As well as offering medical advice, WHO has recommended that countries “remove the legal and social barriers that prevent many people from accessing services”. In countries which do not prevent discrimination against groups such as transgender people and gay men, seeking healthcare often carries severe risks which render treatment inaccessible.

The message comes as WHO issues new “guidelines on HIV prevention, diagnosis, treatment and care for key populations”, ahead of an International AIDS Conference to be held in Australia later this month.

In a press release, WHO noted that transgender women are at particularly high risk, being “almost 50 times more likely to have HIV than other adults”. Men who have sex with men (MSM) are “19 times more likely to have HIV than the general population”.

Other key risk groups are sex workers, people in prison, and people who inject drugs.

Dr Gottfried Hirnschall, Direction of the HIV Department at WHO, said: “Failure to provide services to the people who are at greatest risk of HIV jeopardizes further progress against the global epidemic and threatens the health and wellbeing of individuals, their families and the broader community.”

The announcement marks the first time that WHO has strongly recommended pre-exposure prophylaxis (PrEP) for MSM “as an additional method of preventing HIV infection”, to be used in conjunction with condoms.

“Modelling estimates that, globally, 20-25% reductions in HIV incidence among men who have sex with men could be achieved through pre-exposure prophylaxis, averting up to 1 million new infections among this group over 10 years,” WHO states.

PrEP is a preventative treatment for people who are HIV-negative, but at high risk of contracting the infection.
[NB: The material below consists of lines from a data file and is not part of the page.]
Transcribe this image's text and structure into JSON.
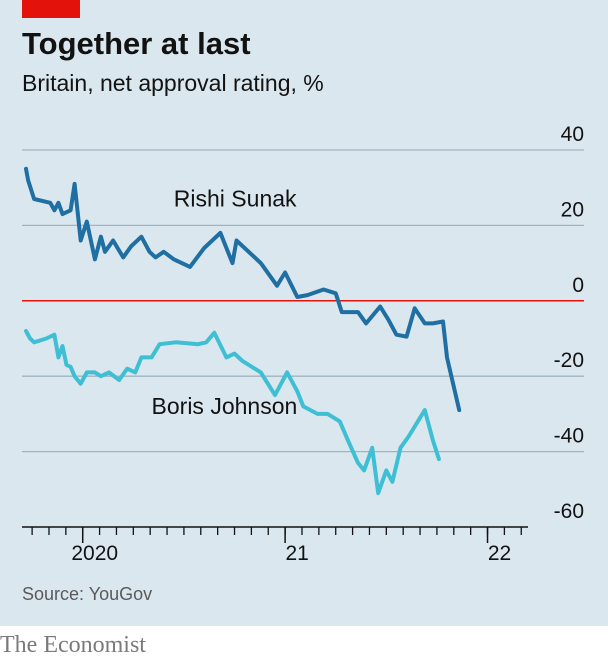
{
  "brand": {
    "accent_color": "#e3120b",
    "name": "The Economist"
  },
  "source": "Source: YouGov",
  "chart_data": {
    "type": "line",
    "title": "Together at last",
    "subtitle": "Britain, net approval rating, %",
    "xlabel": "",
    "ylabel": "",
    "ylim": [
      -60,
      40
    ],
    "yticks": [
      40,
      20,
      0,
      -20,
      -40,
      -60
    ],
    "xlim": [
      2019.7,
      2022.2
    ],
    "xticks": [
      {
        "x": 2020,
        "label": "2020"
      },
      {
        "x": 2021,
        "label": "21"
      },
      {
        "x": 2022,
        "label": "22"
      }
    ],
    "grid": true,
    "zero_line_color": "#e3120b",
    "series": [
      {
        "name": "Rishi Sunak",
        "color": "#1f6fa3",
        "points": [
          [
            2019.72,
            35
          ],
          [
            2019.73,
            32
          ],
          [
            2019.76,
            27
          ],
          [
            2019.84,
            26
          ],
          [
            2019.86,
            24
          ],
          [
            2019.88,
            26
          ],
          [
            2019.9,
            23
          ],
          [
            2019.92,
            23.5
          ],
          [
            2019.94,
            24
          ],
          [
            2019.96,
            31
          ],
          [
            2019.99,
            16
          ],
          [
            2020.02,
            21
          ],
          [
            2020.06,
            11
          ],
          [
            2020.09,
            17
          ],
          [
            2020.11,
            13
          ],
          [
            2020.15,
            16
          ],
          [
            2020.2,
            11.5
          ],
          [
            2020.24,
            14.5
          ],
          [
            2020.29,
            17
          ],
          [
            2020.33,
            13
          ],
          [
            2020.36,
            11.5
          ],
          [
            2020.4,
            13
          ],
          [
            2020.45,
            11
          ],
          [
            2020.53,
            9
          ],
          [
            2020.6,
            14
          ],
          [
            2020.68,
            18
          ],
          [
            2020.71,
            14
          ],
          [
            2020.74,
            10
          ],
          [
            2020.76,
            16
          ],
          [
            2020.8,
            14
          ],
          [
            2020.88,
            10
          ],
          [
            2020.96,
            4
          ],
          [
            2021.0,
            7.5
          ],
          [
            2021.06,
            1
          ],
          [
            2021.11,
            1.5
          ],
          [
            2021.19,
            3
          ],
          [
            2021.25,
            2
          ],
          [
            2021.28,
            -3
          ],
          [
            2021.36,
            -3
          ],
          [
            2021.4,
            -6
          ],
          [
            2021.47,
            -1.5
          ],
          [
            2021.51,
            -5
          ],
          [
            2021.55,
            -9
          ],
          [
            2021.6,
            -9.5
          ],
          [
            2021.64,
            -2
          ],
          [
            2021.69,
            -6
          ],
          [
            2021.73,
            -6
          ],
          [
            2021.78,
            -5.5
          ],
          [
            2021.8,
            -15
          ],
          [
            2021.86,
            -29
          ]
        ]
      },
      {
        "name": "Boris Johnson",
        "color": "#3ebfd4",
        "points": [
          [
            2019.72,
            -8
          ],
          [
            2019.74,
            -10
          ],
          [
            2019.76,
            -11
          ],
          [
            2019.82,
            -10
          ],
          [
            2019.86,
            -9
          ],
          [
            2019.88,
            -15
          ],
          [
            2019.9,
            -12
          ],
          [
            2019.92,
            -17
          ],
          [
            2019.94,
            -17.5
          ],
          [
            2019.96,
            -20
          ],
          [
            2019.99,
            -22
          ],
          [
            2020.02,
            -19
          ],
          [
            2020.06,
            -19
          ],
          [
            2020.09,
            -20
          ],
          [
            2020.13,
            -19
          ],
          [
            2020.18,
            -21
          ],
          [
            2020.22,
            -18
          ],
          [
            2020.26,
            -19
          ],
          [
            2020.29,
            -15
          ],
          [
            2020.34,
            -15
          ],
          [
            2020.38,
            -11.5
          ],
          [
            2020.46,
            -11
          ],
          [
            2020.57,
            -11.5
          ],
          [
            2020.61,
            -11
          ],
          [
            2020.65,
            -8.5
          ],
          [
            2020.71,
            -15
          ],
          [
            2020.75,
            -14
          ],
          [
            2020.79,
            -16
          ],
          [
            2020.88,
            -19
          ],
          [
            2020.95,
            -25
          ],
          [
            2021.01,
            -19
          ],
          [
            2021.06,
            -24
          ],
          [
            2021.09,
            -28
          ],
          [
            2021.16,
            -30
          ],
          [
            2021.21,
            -30
          ],
          [
            2021.27,
            -32
          ],
          [
            2021.31,
            -37
          ],
          [
            2021.36,
            -43
          ],
          [
            2021.39,
            -45
          ],
          [
            2021.43,
            -39
          ],
          [
            2021.46,
            -51
          ],
          [
            2021.5,
            -45
          ],
          [
            2021.53,
            -48
          ],
          [
            2021.57,
            -39
          ],
          [
            2021.61,
            -36
          ],
          [
            2021.69,
            -29
          ],
          [
            2021.73,
            -37
          ],
          [
            2021.76,
            -42
          ]
        ]
      }
    ],
    "annotations": [
      {
        "text": "Rishi Sunak",
        "x": 2020.45,
        "y": 25
      },
      {
        "text": "Boris Johnson",
        "x": 2020.34,
        "y": -30
      }
    ]
  }
}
The treatment involves taking one anti-retroviral pill daily and, if used consistently, has been shown to reduce the risk of infection by up to 92%.

Guidelances released at last year’s International AIDS Conference recommended that antiretroviral treatment should be offered to HIV-positive patients at an earlier stage in the progression of the infection.

Earlier this year, the U.S. Centre for Disease Control (CDC) extended its own recommendations on the preventative usage of the PrEP drug Truvada to new groups.

Results of another study released this week showed that the use of Truvada as PrEP also lowers inflectional rates of genital herpes by 30%.

In the UK, the drug is currently still in its experimental trial period, but some campaigners are already calling for it to be made available on the NHS.